John Infranca of Suffolk University Law School and Sara Bronin of the National Zoning Atlas launch the Massachusetts Zoning Atlas, the first resource to comprehensively visualize zoning conditions across the 352 zoning jurisdictions in the Commonwealth.
The Massachusetts Zoning Atlas compiles data from more than 46,000 pages of zoning codes and includes information for over 5,500 zoning districts. It presents this data in an accessible, interactive map that displays key zoning information for each district and enables users to make apples-to-apples comparisons of zoning codes across cities and towns.
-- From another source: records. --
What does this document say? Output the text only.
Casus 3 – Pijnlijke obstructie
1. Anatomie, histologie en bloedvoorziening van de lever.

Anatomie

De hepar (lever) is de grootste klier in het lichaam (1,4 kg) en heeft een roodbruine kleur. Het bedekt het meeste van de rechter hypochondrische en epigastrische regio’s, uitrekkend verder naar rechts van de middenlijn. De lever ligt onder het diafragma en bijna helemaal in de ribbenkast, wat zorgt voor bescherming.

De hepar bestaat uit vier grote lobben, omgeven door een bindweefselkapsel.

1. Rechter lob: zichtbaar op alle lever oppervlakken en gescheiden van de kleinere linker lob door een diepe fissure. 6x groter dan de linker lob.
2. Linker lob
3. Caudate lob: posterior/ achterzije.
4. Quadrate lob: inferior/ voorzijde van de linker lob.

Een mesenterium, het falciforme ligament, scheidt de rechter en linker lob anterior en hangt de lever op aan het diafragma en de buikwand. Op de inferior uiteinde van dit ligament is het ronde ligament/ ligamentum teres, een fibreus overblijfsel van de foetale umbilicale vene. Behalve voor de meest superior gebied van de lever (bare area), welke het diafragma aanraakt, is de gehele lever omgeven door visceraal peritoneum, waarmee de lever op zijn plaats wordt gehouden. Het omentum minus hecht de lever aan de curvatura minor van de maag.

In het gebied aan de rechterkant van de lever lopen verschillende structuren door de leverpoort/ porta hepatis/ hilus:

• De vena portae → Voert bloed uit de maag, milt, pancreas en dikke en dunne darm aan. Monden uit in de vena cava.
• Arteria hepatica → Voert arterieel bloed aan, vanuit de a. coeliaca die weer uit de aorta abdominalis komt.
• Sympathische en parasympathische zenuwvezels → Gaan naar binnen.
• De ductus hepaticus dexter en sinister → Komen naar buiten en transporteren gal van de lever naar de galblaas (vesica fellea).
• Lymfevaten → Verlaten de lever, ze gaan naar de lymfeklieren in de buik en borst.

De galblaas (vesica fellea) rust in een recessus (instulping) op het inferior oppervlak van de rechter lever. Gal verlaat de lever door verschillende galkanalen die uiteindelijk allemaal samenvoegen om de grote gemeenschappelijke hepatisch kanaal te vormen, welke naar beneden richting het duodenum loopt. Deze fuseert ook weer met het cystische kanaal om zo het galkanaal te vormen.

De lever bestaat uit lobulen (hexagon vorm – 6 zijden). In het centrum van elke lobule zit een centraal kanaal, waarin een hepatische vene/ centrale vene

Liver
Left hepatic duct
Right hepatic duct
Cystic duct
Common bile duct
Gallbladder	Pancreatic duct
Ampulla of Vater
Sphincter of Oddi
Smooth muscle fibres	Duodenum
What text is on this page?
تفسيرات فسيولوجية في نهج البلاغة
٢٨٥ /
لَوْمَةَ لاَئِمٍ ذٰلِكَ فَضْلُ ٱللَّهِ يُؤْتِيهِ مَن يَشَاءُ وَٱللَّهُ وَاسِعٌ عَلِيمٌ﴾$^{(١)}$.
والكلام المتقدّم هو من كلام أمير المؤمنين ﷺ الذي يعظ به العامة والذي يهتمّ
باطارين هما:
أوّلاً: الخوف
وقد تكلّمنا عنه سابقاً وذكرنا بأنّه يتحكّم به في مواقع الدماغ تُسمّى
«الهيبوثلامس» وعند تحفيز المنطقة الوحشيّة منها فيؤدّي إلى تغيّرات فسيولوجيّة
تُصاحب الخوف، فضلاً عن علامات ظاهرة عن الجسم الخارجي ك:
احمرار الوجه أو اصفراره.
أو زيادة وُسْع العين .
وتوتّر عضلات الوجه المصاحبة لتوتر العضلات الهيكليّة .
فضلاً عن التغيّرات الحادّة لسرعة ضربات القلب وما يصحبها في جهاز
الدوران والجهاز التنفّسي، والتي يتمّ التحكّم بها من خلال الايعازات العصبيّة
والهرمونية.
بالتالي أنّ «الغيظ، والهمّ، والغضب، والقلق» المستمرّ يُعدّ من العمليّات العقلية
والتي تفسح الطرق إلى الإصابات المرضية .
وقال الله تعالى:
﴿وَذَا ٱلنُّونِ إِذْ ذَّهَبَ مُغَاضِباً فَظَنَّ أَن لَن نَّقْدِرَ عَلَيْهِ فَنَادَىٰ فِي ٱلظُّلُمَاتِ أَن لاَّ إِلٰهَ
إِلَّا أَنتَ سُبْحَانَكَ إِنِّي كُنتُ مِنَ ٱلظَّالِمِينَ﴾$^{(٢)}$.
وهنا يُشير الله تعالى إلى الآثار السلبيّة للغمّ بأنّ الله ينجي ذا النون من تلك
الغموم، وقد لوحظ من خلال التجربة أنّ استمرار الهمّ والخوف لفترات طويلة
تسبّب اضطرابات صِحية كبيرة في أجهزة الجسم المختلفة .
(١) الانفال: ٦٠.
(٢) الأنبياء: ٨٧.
They share how the zoning atlas was created and demonstrate how it can be used to analyze zoning throughout the state. Abundant Housing Massachusetts Executive Director Jesse Kanson-Benanav and Citizens' Housing and Planing Association Director of Municipal Engagement Lily Linke share remarks as they discuss how legislators, housing advocates, and the general public can enlist the Atlas to inform zoning reform efforts, support legislative campaigns, aid public education on zoning’s impact and effects, and enable new inroads for scholarly land use research.
The Massachusetts Zoning Atlas is part of the National Zoning Atlas, a project of Land Use Atlas, Inc., a 501(c)(3) nonprofit organization working to digitize, demystify, and democratize zoning information about zoning conditions in more than 33,000 jurisdictions in the United States.